Icentia11K: An Unsupervised Representation Learning Dataset for Arrhythmia Subtype Discovery

Shawn Tan1, Guillaume Androz2, Satya Ortiz-Gagné3, Ahmad Chamseddine4, Pierre Fecteau2, Aaron Courville1, Yoshua Bengio1, Joseph Paul Cohen5
1University of Montreal, 2Icentia, 3Mila, 4Polytechnique Montreal, 5Stanford University


We release a public electrocardiogram (ECG) dataset of continuous raw signals for representation learning containing 11 thousand patients and 2 billion labelled beats. The signals were recorded with a 16-bit resolution at 250Hz with a fixed chest mounted single lead probe for up to 2 weeks. The average age of the patient is 62.2±17.4 years. 20 technologists annotated each beat's type (Normal, Premature Atrial Contraction, Premature Ventricular contraction) and rhythm (Normal Sinusal Rhythm, Atrial Fibrillation, Atrial Flutter).

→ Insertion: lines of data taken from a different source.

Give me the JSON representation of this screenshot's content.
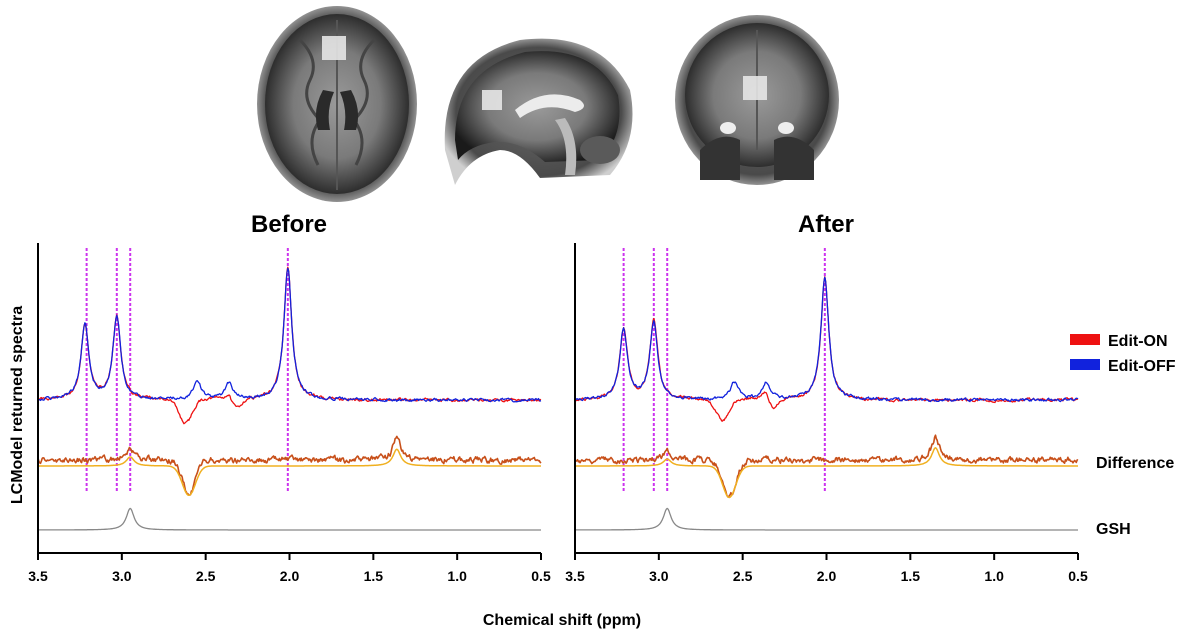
{
  "chart_data": {
    "type": "line",
    "xlabel": "Chemical shift (ppm)",
    "ylabel": "LCModel returned spectra",
    "xlim": [
      3.5,
      0.5
    ],
    "x_reversed": true,
    "xticks": [
      "3.5",
      "3.0",
      "2.5",
      "2.0",
      "1.5",
      "1.0",
      "0.5"
    ],
    "reference_lines_ppm": [
      3.21,
      3.03,
      2.95,
      2.01
    ],
    "reference_line_color": "#cc33ee",
    "legend": [
      {
        "label": "Edit-ON",
        "color": "#ee1111"
      },
      {
        "label": "Edit-OFF",
        "color": "#1122dd"
      }
    ],
    "trace_labels": {
      "difference": "Difference",
      "gsh": "GSH"
    },
    "colors": {
      "difference_data": "#c8501a",
      "difference_fit": "#f0b020",
      "gsh": "#888888"
    },
    "panels": [
      {
        "title": "Before",
        "series": [
          {
            "name": "Edit-ON",
            "peaks": [
              {
                "x": 3.22,
                "h": 0.55
              },
              {
                "x": 3.03,
                "h": 0.62
              },
              {
                "x": 2.01,
                "h": 0.98
              },
              {
                "x": 2.36,
                "h": 0.1
              }
            ],
            "dips": [
              {
                "x": 2.62,
                "d": 0.18
              },
              {
                "x": 2.33,
                "d": 0.1
              }
            ]
          },
          {
            "name": "Edit-OFF",
            "peaks": [
              {
                "x": 3.22,
                "h": 0.55
              },
              {
                "x": 3.03,
                "h": 0.62
              },
              {
                "x": 2.01,
                "h": 0.98
              },
              {
                "x": 2.55,
                "h": 0.14
              },
              {
                "x": 2.36,
                "h": 0.12
              }
            ]
          },
          {
            "name": "Difference data",
            "peaks": [
              {
                "x": 2.95,
                "h": 0.15
              },
              {
                "x": 1.36,
                "h": 0.28
              }
            ],
            "dips": [
              {
                "x": 2.6,
                "d": 0.45
              }
            ]
          },
          {
            "name": "Difference fit",
            "peaks": [
              {
                "x": 2.95,
                "h": 0.13
              },
              {
                "x": 1.36,
                "h": 0.24
              }
            ],
            "dips": [
              {
                "x": 2.6,
                "d": 0.42
              }
            ]
          },
          {
            "name": "GSH",
            "peaks": [
              {
                "x": 2.95,
                "h": 0.3
              }
            ]
          }
        ]
      },
      {
        "title": "After",
        "series": [
          {
            "name": "Edit-ON",
            "peaks": [
              {
                "x": 3.21,
                "h": 0.52
              },
              {
                "x": 3.03,
                "h": 0.58
              },
              {
                "x": 2.01,
                "h": 0.9
              },
              {
                "x": 2.36,
                "h": 0.12
              }
            ],
            "dips": [
              {
                "x": 2.62,
                "d": 0.16
              },
              {
                "x": 2.33,
                "d": 0.1
              }
            ]
          },
          {
            "name": "Edit-OFF",
            "peaks": [
              {
                "x": 3.21,
                "h": 0.52
              },
              {
                "x": 3.03,
                "h": 0.58
              },
              {
                "x": 2.01,
                "h": 0.9
              },
              {
                "x": 2.55,
                "h": 0.13
              },
              {
                "x": 2.36,
                "h": 0.12
              }
            ]
          },
          {
            "name": "Difference data",
            "peaks": [
              {
                "x": 2.95,
                "h": 0.12
              },
              {
                "x": 1.35,
                "h": 0.3
              }
            ],
            "dips": [
              {
                "x": 2.58,
                "d": 0.5
              }
            ]
          },
          {
            "name": "Difference fit",
            "peaks": [
              {
                "x": 2.95,
                "h": 0.1
              },
              {
                "x": 1.35,
                "h": 0.26
              }
            ],
            "dips": [
              {
                "x": 2.58,
                "d": 0.45
              }
            ]
          },
          {
            "name": "GSH",
            "peaks": [
              {
                "x": 2.95,
                "h": 0.3
              }
            ]
          }
        ]
      }
    ],
    "images": [
      {
        "view": "axial",
        "voxel_shown": true
      },
      {
        "view": "sagittal",
        "voxel_shown": true
      },
      {
        "view": "coronal",
        "voxel_shown": true
      }
    ]
  }
}
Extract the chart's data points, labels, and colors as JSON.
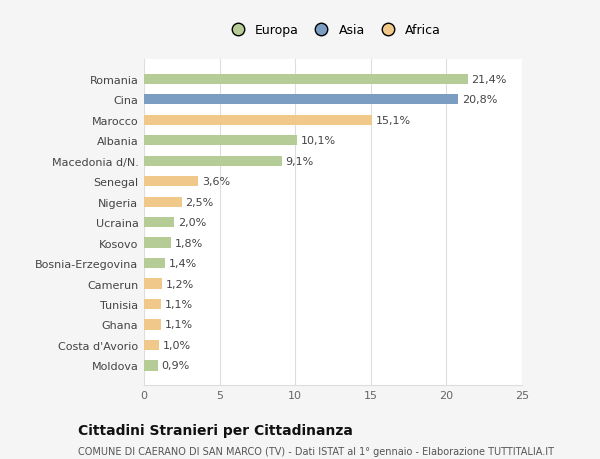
{
  "countries": [
    "Moldova",
    "Costa d'Avorio",
    "Ghana",
    "Tunisia",
    "Camerun",
    "Bosnia-Erzegovina",
    "Kosovo",
    "Ucraina",
    "Nigeria",
    "Senegal",
    "Macedonia d/N.",
    "Albania",
    "Marocco",
    "Cina",
    "Romania"
  ],
  "values": [
    0.9,
    1.0,
    1.1,
    1.1,
    1.2,
    1.4,
    1.8,
    2.0,
    2.5,
    3.6,
    9.1,
    10.1,
    15.1,
    20.8,
    21.4
  ],
  "labels": [
    "0,9%",
    "1,0%",
    "1,1%",
    "1,1%",
    "1,2%",
    "1,4%",
    "1,8%",
    "2,0%",
    "2,5%",
    "3,6%",
    "9,1%",
    "10,1%",
    "15,1%",
    "20,8%",
    "21,4%"
  ],
  "continents": [
    "Europa",
    "Africa",
    "Africa",
    "Africa",
    "Africa",
    "Europa",
    "Europa",
    "Europa",
    "Africa",
    "Africa",
    "Europa",
    "Europa",
    "Africa",
    "Asia",
    "Europa"
  ],
  "colors": {
    "Europa": "#b5cc96",
    "Asia": "#7b9dc2",
    "Africa": "#f0c88a"
  },
  "legend_labels": [
    "Europa",
    "Asia",
    "Africa"
  ],
  "legend_colors": [
    "#b5cc96",
    "#7b9dc2",
    "#f0c88a"
  ],
  "title": "Cittadini Stranieri per Cittadinanza",
  "subtitle": "COMUNE DI CAERANO DI SAN MARCO (TV) - Dati ISTAT al 1° gennaio - Elaborazione TUTTITALIA.IT",
  "xlim": [
    0,
    25
  ],
  "xticks": [
    0,
    5,
    10,
    15,
    20,
    25
  ],
  "background_color": "#f5f5f5",
  "plot_bg": "#ffffff",
  "grid_color": "#dddddd",
  "label_fontsize": 8,
  "tick_fontsize": 8,
  "title_fontsize": 10,
  "subtitle_fontsize": 7
}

To analyse this data we evaluate existing supervised classification methods to replicate their results. We also explore unsupervised representation learning methods to both improve classification performance at small numbers of labelled samples as well as identify arrhythmia subtypes. We present a semi-supervised evaluation framework to evaluate the quality of representation learning methods.

We achieve over 80\% accuracy on beat and rhythm classification tasks using supervised models when training using large numbers of samples. In a low data setting these supervised methods do not work as well (achieving around 40\% accuracy) and the semi-supervised methods we explore only slightly improve performance. This presents an open challenge to develop better ECG representation learning algorithms and the dataset we release is well suited to develop such a method.